こだわり過ぎず、ある程度の知識があること。ビジネスを運営するバランスが大切。
自信なんて必要ない(P35)
ビジネスを始めるにあたって、「上手く行く自信」なんて必要ない。目の前のことに100%集中していたら、ビジネスはやっていける。
「自信がない」と思うことは、その仕事に対してありったけの情熱を持っていないということ。その仕事はやめた方がいい。
根回しをバカにしてはいけない(P37)
組織に属していたら、自分のことだけでなく、上司や部下、周りのことを考えて行動する必要がある。
自分の意見を通そうとするなら、上の人間にきちんと根回しをしておくこと。そのために、上司とは親しい関係を築いておく。簡単な方法としては、お土産をコツコツ送ること。
人はモノに弱いので、お土産を送るのは地味だが効果がある。こういう活動が、将来役立つ。
お金との向き合い方(P58)
お金は保険。世の中、お金のために身を滅ぼす人がたくさんいる。お金とはきちんと向き合い、保険としてお金を所持する。
お金があれば、将来の心配事に対して備えることができる。
現金に触れる機会を作る(P67)
支払いはカードではなく現金で。
気軽にカードでお金が使える現代だからこそ、生の現金に触れ、お金のことを意識する。お金が人生の保険であることを自覚し、有効活用する方法を考える。
お金の作り方は意外なところから(P70)
一見ムダに思えること、価値のないように思えるものがお金に化ける。
何のとりえもないような、役に立たなさそうなものを意識して見つけ、お金に変えられないか、フォーカスする。
成功したいなら恥も外聞も捨てろ(P75)
どんな瞬間も、100%自分の力で進むこと。見栄、恥、外聞、そんなものは気にしないこと。「稼げないがやりがいのある仕事」なんかやめて、無我夢中で突き進む。
常識が成功の機会を奪う(P89)
自分が無意識に持っている「常識」が、新しい発想を制限し、行動を制限する。
常識にとらわれていることは、自分の首を締めること。常識にとらわれている自分に気がつかなければ、成功もできない。
新しい事業を始めるならどんな細かい情報も集める(P102)
新しいビジネスを始めようと思ったら、短期間で出来るだけそのビジネスの情報を収集する。そして、隅から隅まで、100%掘り下げること。
ほんの小さなミスや勘違いで、事業がダメになることがある。だから油断せず執念を持って、事業を始める前にとことん情報を集めること。
人生には限りがある(P109)
体が自由に動くうちは、常識や世間体など忘れて、思う存分突き進めばいい。
人生で惨めなのは、年をとって体が衰えて、「あれをすれば良かった・・・」と後悔すること。

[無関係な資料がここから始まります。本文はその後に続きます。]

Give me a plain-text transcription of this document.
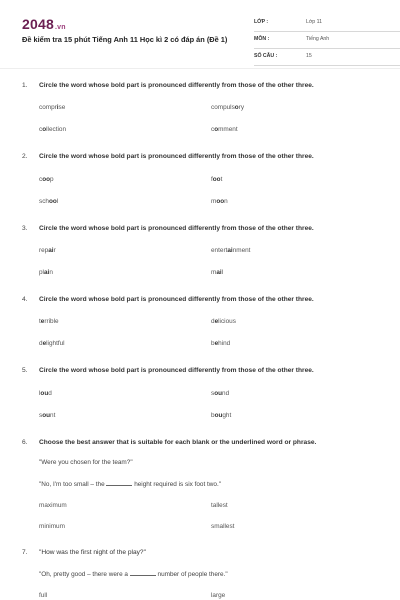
2048.vn
Đề kiểm tra 15 phút Tiếng Anh 11 Học kì 2 có đáp án (Đề 1)
LỚP :	Lớp 11
MÔN :	Tiếng Anh
SỐ CÂU :	15
1. Circle the word whose bold part is pronounced differently from those of the other three.
comprise	compulsory
collection	comment
2. Circle the word whose bold part is pronounced differently from those of the other three.
coop	foot
school	moon
3. Circle the word whose bold part is pronounced differently from those of the other three.
repair	entertainment
plain	mail
4. Circle the word whose bold part is pronounced differently from those of the other three.
terrible	delicious
delightful	behind
5. Circle the word whose bold part is pronounced differently from those of the other three.
loud	sound
sount	bought
6. Choose the best answer that is suitable for each blank or the underlined word or phrase.
"Were you chosen for the team?"
"No, I'm too small – the	height required is six foot two."
maximum	tallest
minimum	smallest
7. "How was the first night of the play?"
"Oh, pretty good – there were a	number of people there."
full	large
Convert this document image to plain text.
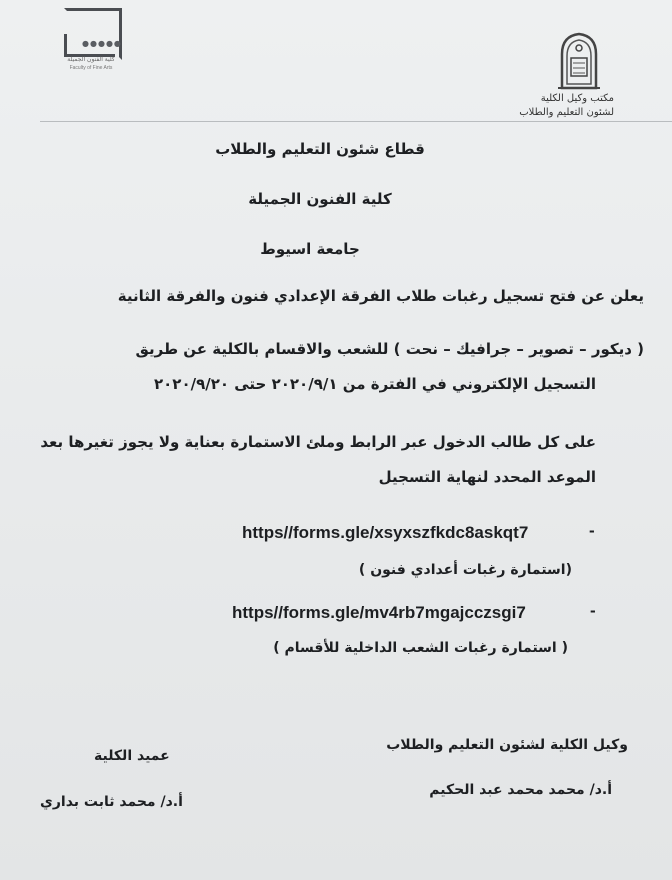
●●●●●
كلية الفنون الجميلة
Faculty of Fine Arts
مكتب وكيل الكلية
لشئون التعليم والطلاب
قطاع شئون التعليم والطلاب
كلية الفنون الجميلة
جامعة اسيوط
يعلن عن فتح تسجيل رغبات طلاب الفرقة الإعدادي فنون والفرقة الثانية
( ديكور – تصوير – جرافيك – نحت ) للشعب والاقسام بالكلية عن طريق
التسجيل الإلكتروني في الفترة من ٢٠٢٠/٩/١ حتى ٢٠٢٠/٩/٢٠
على كل طالب الدخول عبر الرابط وملئ الاستمارة بعناية ولا يجوز تغيرها بعد
الموعد المحدد لنهاية التسجيل
https//forms.gle/xsyxszfkdc8askqt7	-
(استمارة رغبات أعدادي فنون )
https//forms.gle/mv4rb7mgajcczsgi7	-
( استمارة رغبات الشعب الداخلية للأقسام )
وكيل الكلية لشئون التعليم والطلاب
أ.د/ محمد محمد عبد الحكيم
عميد الكلية
أ.د/ محمد ثابت بداري
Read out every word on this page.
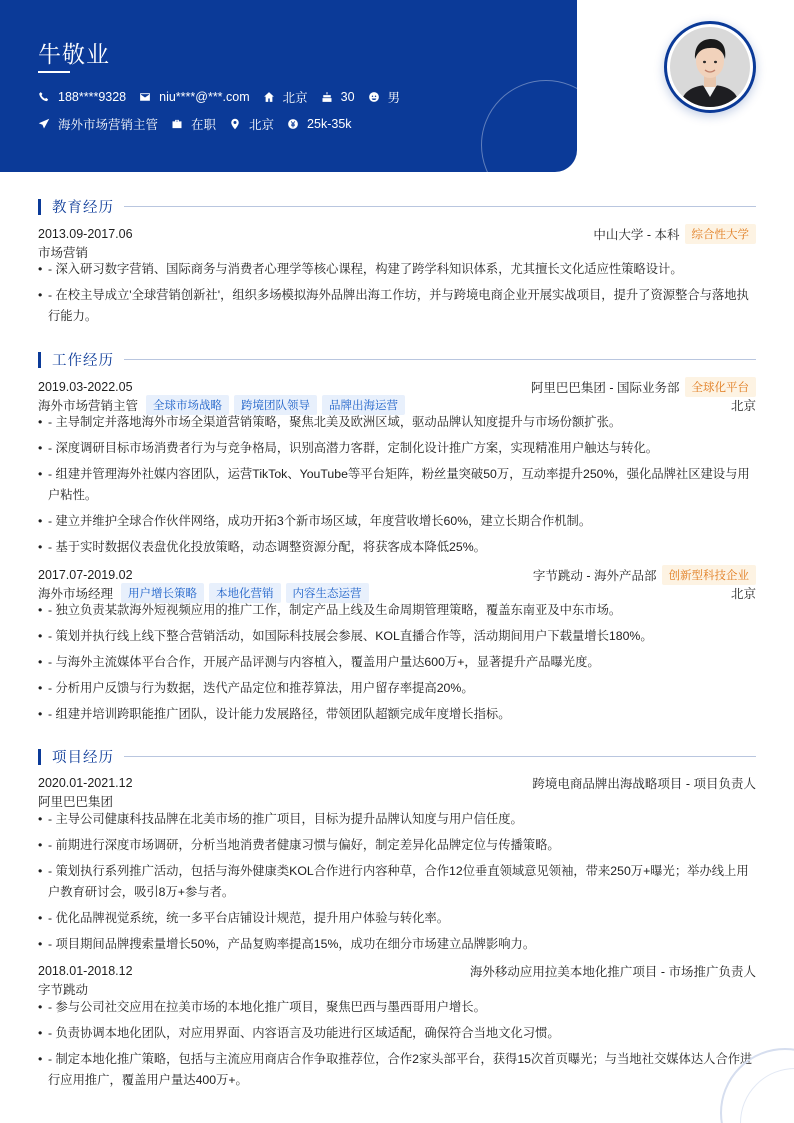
牛敬业
188****9328	niu****@***.com	北京	30	男
海外市场营销主管	在职	北京	25k-35k
教育经历
2013.09-2017.06	中山大学 - 本科	综合性大学
市场营销
• - 深入研习数字营销、国际商务与消费者心理学等核心课程，构建了跨学科知识体系，尤其擅长文化适应性策略设计。
• - 在校主导成立'全球营销创新社'，组织多场模拟海外品牌出海工作坊，并与跨境电商企业开展实战项目，提升了资源整合与落地执行能力。
工作经历
2019.03-2022.05	阿里巴巴集团 - 国际业务部	全球化平台
海外市场营销主管	全球市场战略	跨境团队领导	品牌出海运营	北京
• - 主导制定并落地海外市场全渠道营销策略，聚焦北美及欧洲区域，驱动品牌认知度提升与市场份额扩张。
• - 深度调研目标市场消费者行为与竞争格局，识别高潜力客群，定制化设计推广方案，实现精准用户触达与转化。
• - 组建并管理海外社媒内容团队，运营TikTok、YouTube等平台矩阵，粉丝量突破50万，互动率提升250%，强化品牌社区建设与用户粘性。
• - 建立并维护全球合作伙伴网络，成功开拓3个新市场区域，年度营收增长60%，建立长期合作机制。
• - 基于实时数据仪表盘优化投放策略，动态调整资源分配，将获客成本降低25%。
2017.07-2019.02	字节跳动 - 海外产品部	创新型科技企业
海外市场经理	用户增长策略	本地化营销	内容生态运营	北京
• - 独立负责某款海外短视频应用的推广工作，制定产品上线及生命周期管理策略，覆盖东南亚及中东市场。
• - 策划并执行线上线下整合营销活动，如国际科技展会参展、KOL直播合作等，活动期间用户下载量增长180%。
• - 与海外主流媒体平台合作，开展产品评测与内容植入，覆盖用户量达600万+，显著提升产品曝光度。
• - 分析用户反馈与行为数据，迭代产品定位和推荐算法，用户留存率提高20%。
• - 组建并培训跨职能推广团队，设计能力发展路径，带领团队超额完成年度增长指标。
项目经历
2020.01-2021.12	跨境电商品牌出海战略项目 - 项目负责人
阿里巴巴集团
• - 主导公司健康科技品牌在北美市场的推广项目，目标为提升品牌认知度与用户信任度。
• - 前期进行深度市场调研，分析当地消费者健康习惯与偏好，制定差异化品牌定位与传播策略。
• - 策划执行系列推广活动，包括与海外健康类KOL合作进行内容种草，合作12位垂直领域意见领袖，带来250万+曝光；举办线上用户教育研讨会，吸引8万+参与者。
• - 优化品牌视觉系统，统一多平台店铺设计规范，提升用户体验与转化率。
• - 项目期间品牌搜索量增长50%，产品复购率提高15%，成功在细分市场建立品牌影响力。
2018.01-2018.12	海外移动应用拉美本地化推广项目 - 市场推广负责人
字节跳动
• - 参与公司社交应用在拉美市场的本地化推广项目，聚焦巴西与墨西哥用户增长。
• - 负责协调本地化团队，对应用界面、内容语言及功能进行区域适配，确保符合当地文化习惯。
• - 制定本地化推广策略，包括与主流应用商店合作争取推荐位，合作2家头部平台，获得15次首页曝光；与当地社交媒体达人合作进行应用推广，覆盖用户量达400万+。
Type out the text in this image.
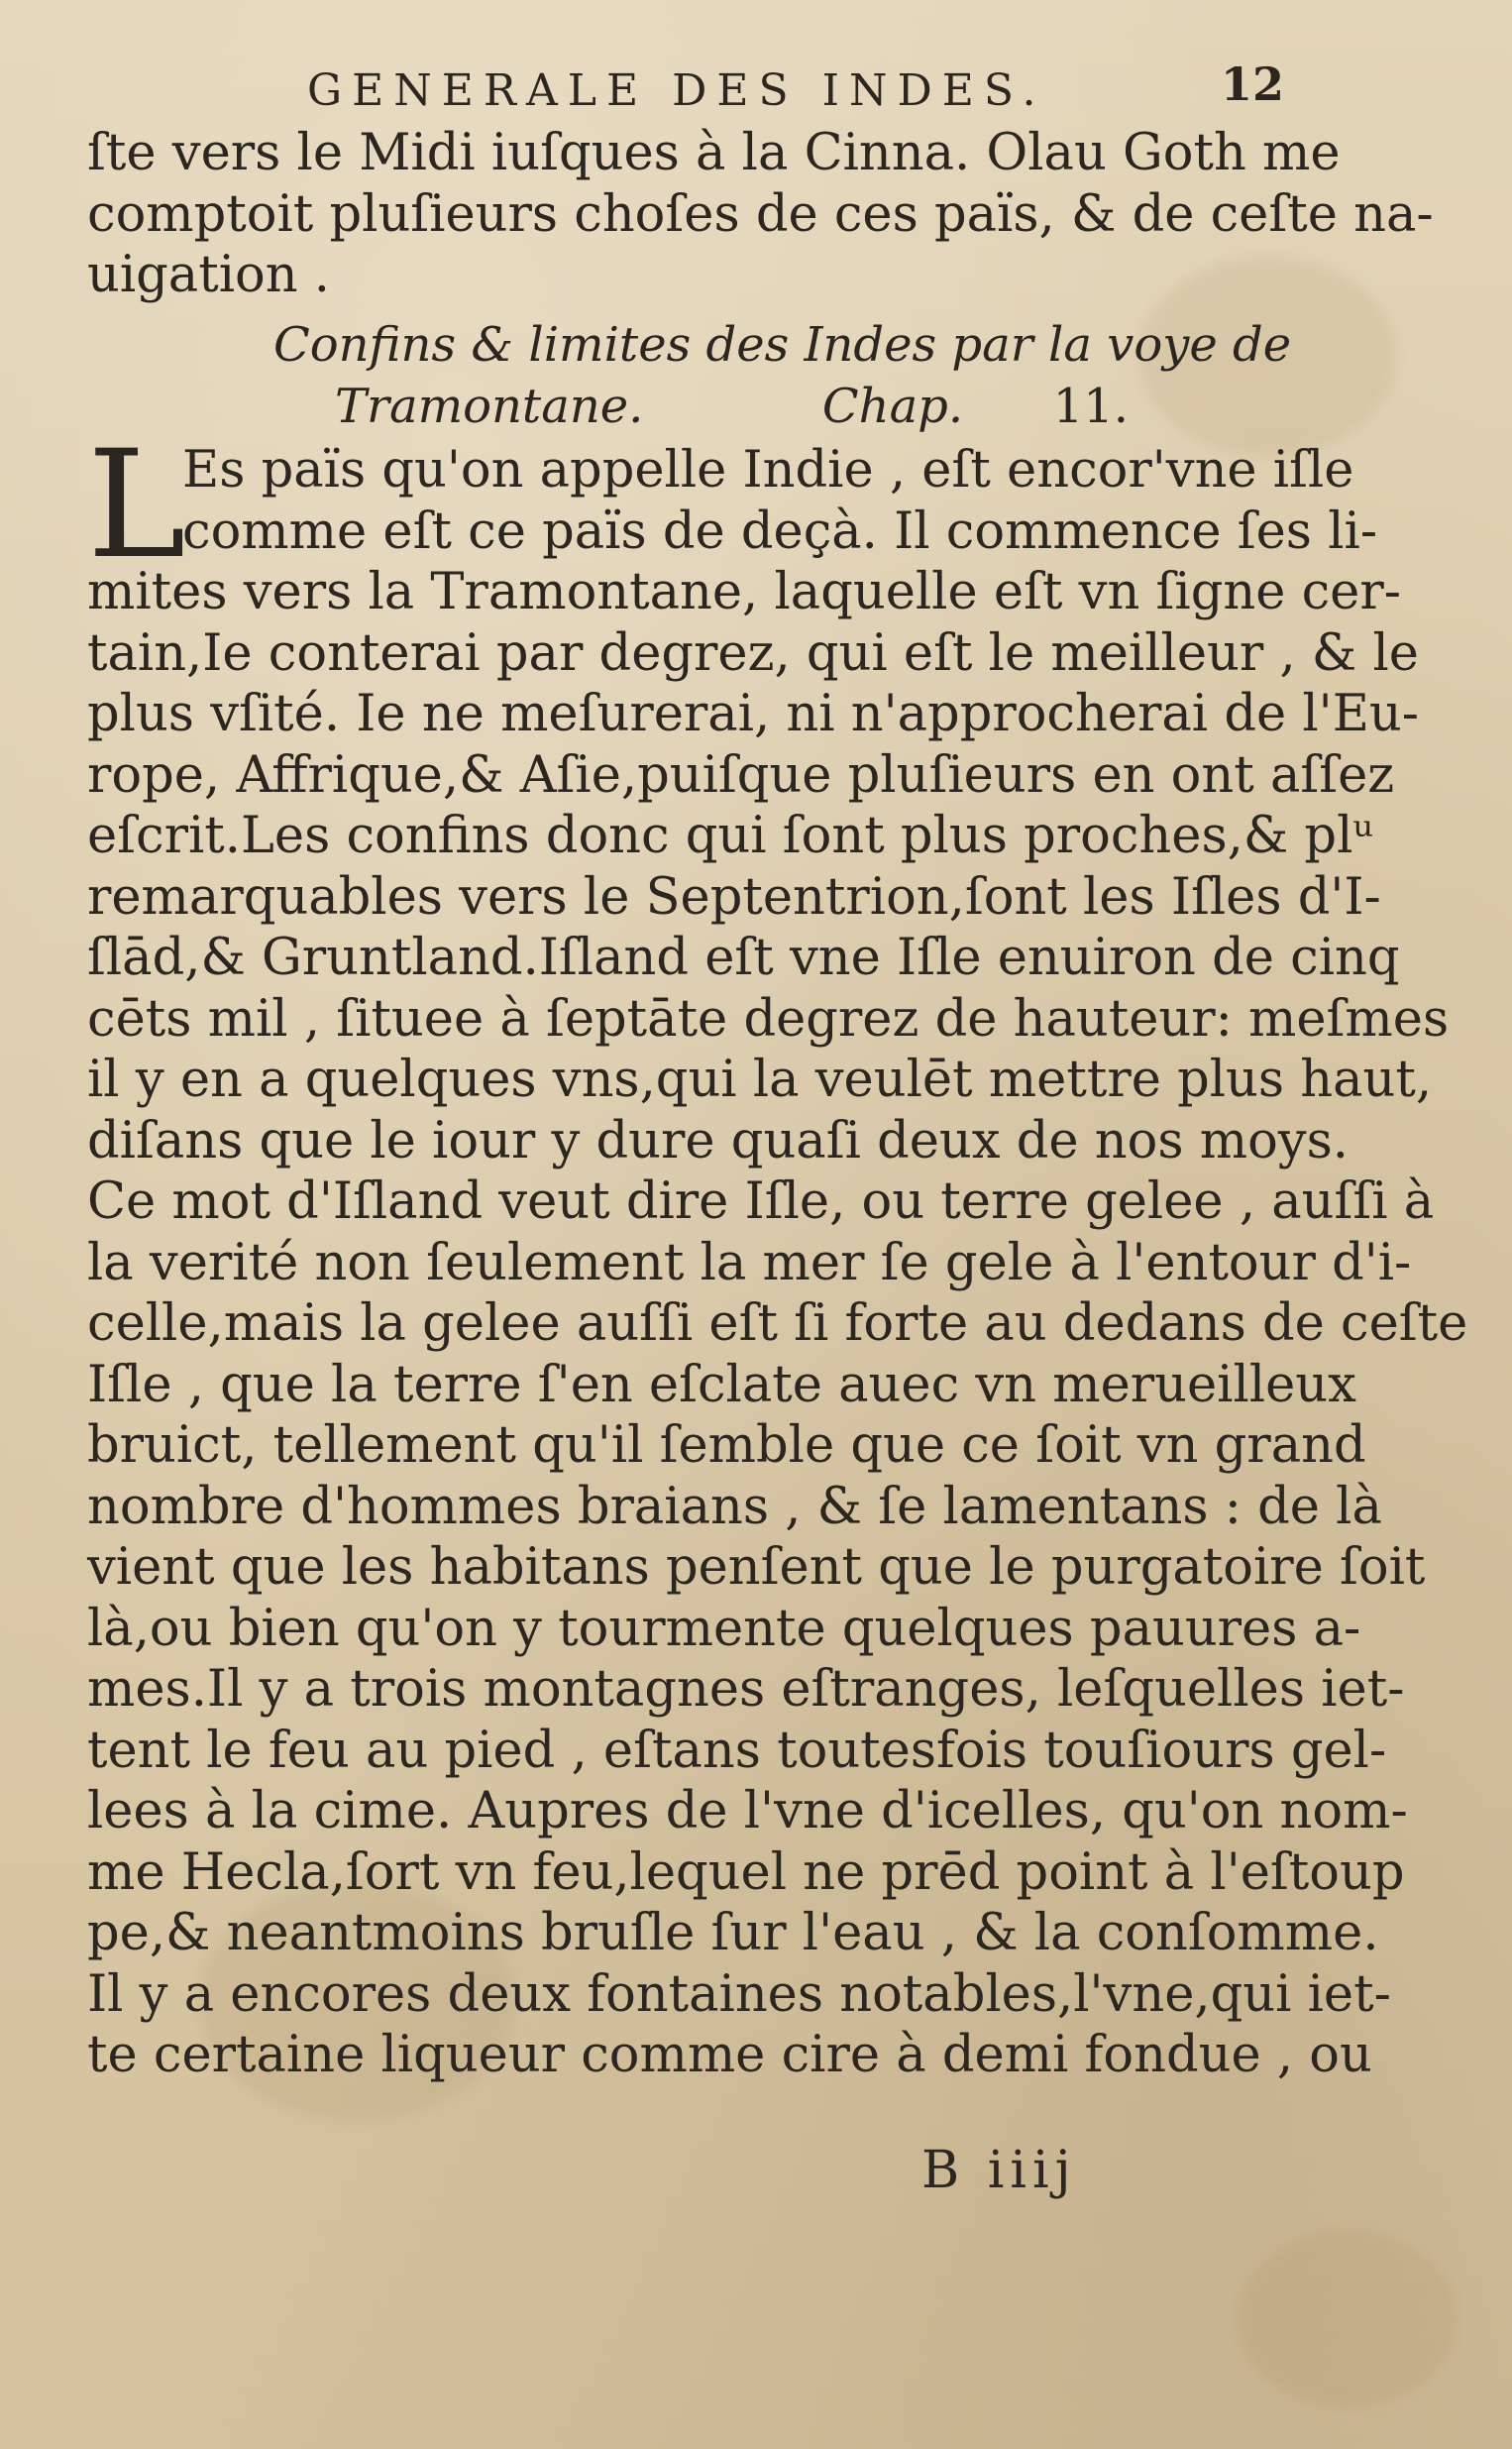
GENERALE DES INDES.	12
ſte vers le Midi iuſques à la Cinna. Olau Goth me
comptoit pluſieurs choſes de ces païs, & de ceſte na-
uigation .
Confins & limites des Indes par la voye de
Tramontane.	Chap. 11.
L
Es païs qu'on appelle Indie , eſt encor'vne iſle
comme eſt ce païs de deçà. Il commence ſes li-
mites vers la Tramontane, laquelle eſt vn ſigne cer-
tain,Ie conterai par degrez, qui eſt le meilleur , & le
plus vſité. Ie ne meſurerai, ni n'approcherai de l'Eu-
rope, Affrique,& Aſie,puiſque pluſieurs en ont aſſez
eſcrit.Les confins donc qui ſont plus proches,& plᵘ
remarquables vers le Septentrion,ſont les Iſles d'I-
ſlād,& Gruntland.Iſland eſt vne Iſle enuiron de cinq
cēts mil , ſituee à ſeptāte degrez de hauteur: meſmes
il y en a quelques vns,qui la veulēt mettre plus haut,
diſans que le iour y dure quaſi deux de nos moys.
Ce mot d'Iſland veut dire Iſle, ou terre gelee , auſſi à
la verité non ſeulement la mer ſe gele à l'entour d'i-
celle,mais la gelee auſſi eſt ſi forte au dedans de ceſte
Iſle , que la terre ſ'en eſclate auec vn merueilleux
bruict, tellement qu'il ſemble que ce ſoit vn grand
nombre d'hommes braians , & ſe lamentans : de là
vient que les habitans penſent que le purgatoire ſoit
là,ou bien qu'on y tourmente quelques pauures a-
mes.Il y a trois montagnes eſtranges, leſquelles iet-
tent le feu au pied , eſtans toutesfois touſiours gel-
lees à la cime. Aupres de l'vne d'icelles, qu'on nom-
me Hecla,ſort vn feu,lequel ne prēd point à l'eſtoup
pe,& neantmoins bruſle ſur l'eau , & la conſomme.
Il y a encores deux fontaines notables,l'vne,qui iet-
te certaine liqueur comme cire à demi fondue , ou
B iiij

できるうち、挑戦できるうちに、どんどんしたいことに挑戦すべし。
チームを組むときは意識の違いに敏感であれ(P151)
グループでプロジェクトを組むとき、メンバー間にやる気や意識に違いがあることを意識しておく。
情熱ややる気にギャップを感じるメンバーがいたら、まずは自分が動いて結果を出す。それから、相手の意識改革を促す。
言葉で相手を無理やり動かすよりも、結果と行動を示して、相手に変化を促す方が、トラブルも少なく、効果が高い。
習慣の力(P154)
どんなことも続ければ習慣になる。何事も大切なのは続ける習慣を持つこと。同じスケジュールを繰り返して良い習慣を作る。
素早く決断するために(P168)
日々やること、決断する必要のあること、直面している問題について、解決案をリストアップしておく。問題を把握し、それに対する対応を考えておく。これが素早く決断するコツ。
煮詰まったら歩け(P170)
仕事に行き詰まったり、考えがまとまらないときは、仕事を中断して、家の近所を2kmほど歩く。頭がリフレッシュして、仕事のはかどり方が違ってくる。
日々の連続を成功につなげるために(P193)
人生は1日1日の積み重ね。今日という1日の連続が、人生を作る。そこで成功を目指すなら、1日1日向上心を持って日々を送ること。向上心が、成功へ近づく原動力になる。
失敗しそうなことに挑戦するとき(P198)
難しそうなこと、失敗しそうなことに挑戦するときは、とりあえず3日、死ぬ気で頑張ってみる。それでダメなら新しい方法を選べばいい。大切なのは、恐れや不安に負けず、行動してみること。
感想など
物語形式+対話形式の本で、スイスイ読了。こうして読書メモをまとめてみると、分かりやすい物語の反面、かなり濃い内容の本でした。
お金に対する考え方を始め、健康の大切さ、行動する前の準備、実践的なアドバイスが満載。今すぐにでも実行できる話が多いので、とても勉強になりました。
ところで、この本を読んだ時、最初は「架空の物語かな?」と思ったのですが、アダムとババは実在の人物のよう。
アダムはロンドンで邦画を配給する会社を経営しているビジネスオーナーだそうで、現在は東京在住とのこと。アダムがイギリスで配給した日本映画を見ると、日本人として嬉しくなります。
影ながら、注目したいと思います。